Mientras pasaba la vista por el salón reparé en que siempre quise desayunar en este lujoso restaurante, pero nunca tuve el dinero suficiente. He pasado toda la vida engañando a la gente para obtener ganancias que me permitieran mantener mi ritmo sin tener que trabajar.
—¿Qué desea el señor? —preguntó el camarero inclinándose hacia mí.
—Un desayuno, por favor —respondí de manera entrecortada—. Me sentía nervioso, incapaz de expresar una idea completa sin equivocarme.
Casi al instante se retiró el encargado. Como si estuviera sincronizado. Noté que me sudaban las manos y utilicé una servilleta antes de tiempo. Volví a mirar alrededor del salón y en efecto las personas allí presentes estaban tranquilas y alegres. El buen humor se reflejaba en sus rostros.
Sentí un temblor y bebí un poco de agua. En la medida en que refrescaba mi interior iba recuperando la calma.
—¡Buen provecho! —dijo el mesero al dejar el pedido sobre mi mesa.
La inquietud iba y venía con irregularidad. Estuve a punto de derramarme el café encima de la camisa.
Apenas terminé salí a la calle. Necesitaba sentir el aire frío en el rostro. Lo que no me resultó difícil porque el invierno arreciaba. Después de un largo caminar tomé asiento en este parque donde apenas se encuentran doce personas. Quizás menos.
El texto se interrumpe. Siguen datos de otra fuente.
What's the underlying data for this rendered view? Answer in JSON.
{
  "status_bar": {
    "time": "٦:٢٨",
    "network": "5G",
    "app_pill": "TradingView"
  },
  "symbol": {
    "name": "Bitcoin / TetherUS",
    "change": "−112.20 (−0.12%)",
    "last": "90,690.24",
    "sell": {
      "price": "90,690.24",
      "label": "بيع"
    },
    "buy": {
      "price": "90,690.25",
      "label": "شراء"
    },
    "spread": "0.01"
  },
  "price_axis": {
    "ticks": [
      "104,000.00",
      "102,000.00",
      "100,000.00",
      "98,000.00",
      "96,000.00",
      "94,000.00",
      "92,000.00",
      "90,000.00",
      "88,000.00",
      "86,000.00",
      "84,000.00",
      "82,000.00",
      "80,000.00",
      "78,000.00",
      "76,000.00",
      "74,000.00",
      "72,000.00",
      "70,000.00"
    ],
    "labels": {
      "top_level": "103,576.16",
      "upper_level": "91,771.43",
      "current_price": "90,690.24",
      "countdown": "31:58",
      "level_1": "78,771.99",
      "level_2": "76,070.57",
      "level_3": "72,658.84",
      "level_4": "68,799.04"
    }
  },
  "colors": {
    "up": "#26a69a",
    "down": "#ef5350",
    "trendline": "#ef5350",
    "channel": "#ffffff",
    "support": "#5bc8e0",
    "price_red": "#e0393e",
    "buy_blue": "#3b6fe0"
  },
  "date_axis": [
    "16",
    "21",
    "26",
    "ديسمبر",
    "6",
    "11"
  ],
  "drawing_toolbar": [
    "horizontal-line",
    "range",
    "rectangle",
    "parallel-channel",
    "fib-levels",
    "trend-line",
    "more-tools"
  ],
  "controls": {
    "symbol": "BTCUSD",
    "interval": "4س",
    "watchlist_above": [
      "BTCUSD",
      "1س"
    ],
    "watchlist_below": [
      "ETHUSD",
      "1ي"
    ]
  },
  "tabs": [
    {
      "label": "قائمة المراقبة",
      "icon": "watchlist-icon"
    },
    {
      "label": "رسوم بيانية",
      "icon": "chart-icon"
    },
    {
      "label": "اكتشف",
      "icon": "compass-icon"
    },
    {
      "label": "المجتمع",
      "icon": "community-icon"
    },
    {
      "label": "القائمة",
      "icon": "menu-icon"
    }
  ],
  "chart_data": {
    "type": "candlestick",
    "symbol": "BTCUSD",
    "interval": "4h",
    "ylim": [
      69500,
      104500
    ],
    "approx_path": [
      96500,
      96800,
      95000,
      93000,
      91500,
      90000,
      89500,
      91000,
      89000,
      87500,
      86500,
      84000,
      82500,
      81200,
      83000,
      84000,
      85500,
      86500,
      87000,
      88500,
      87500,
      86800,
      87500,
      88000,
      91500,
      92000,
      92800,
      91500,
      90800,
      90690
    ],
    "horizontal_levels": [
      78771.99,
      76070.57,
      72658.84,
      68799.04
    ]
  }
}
La noche anterior asesiné a un hombre por un buen precio. Más extraño resulta el hecho de que el pago lo efectuó la propia víctima. ¿La razón? No tenía valor para suicidarse por un error que había cometido al contagiar letalmente con el SARS-Cov-2 a su madre anciana.
Aquí llevo largo rato. Pienso en la persona que soñé ser y en la que realmente me convertí. El dinero que tengo en el bolsillo empieza a molestarme. Vuelven los temblores y el nerviosismo me va dominando. El frío sigue castigándome la cara. Tanta carga es demasiado para mí. Quizás le pague a alguien para que haga lo mismo conmigo.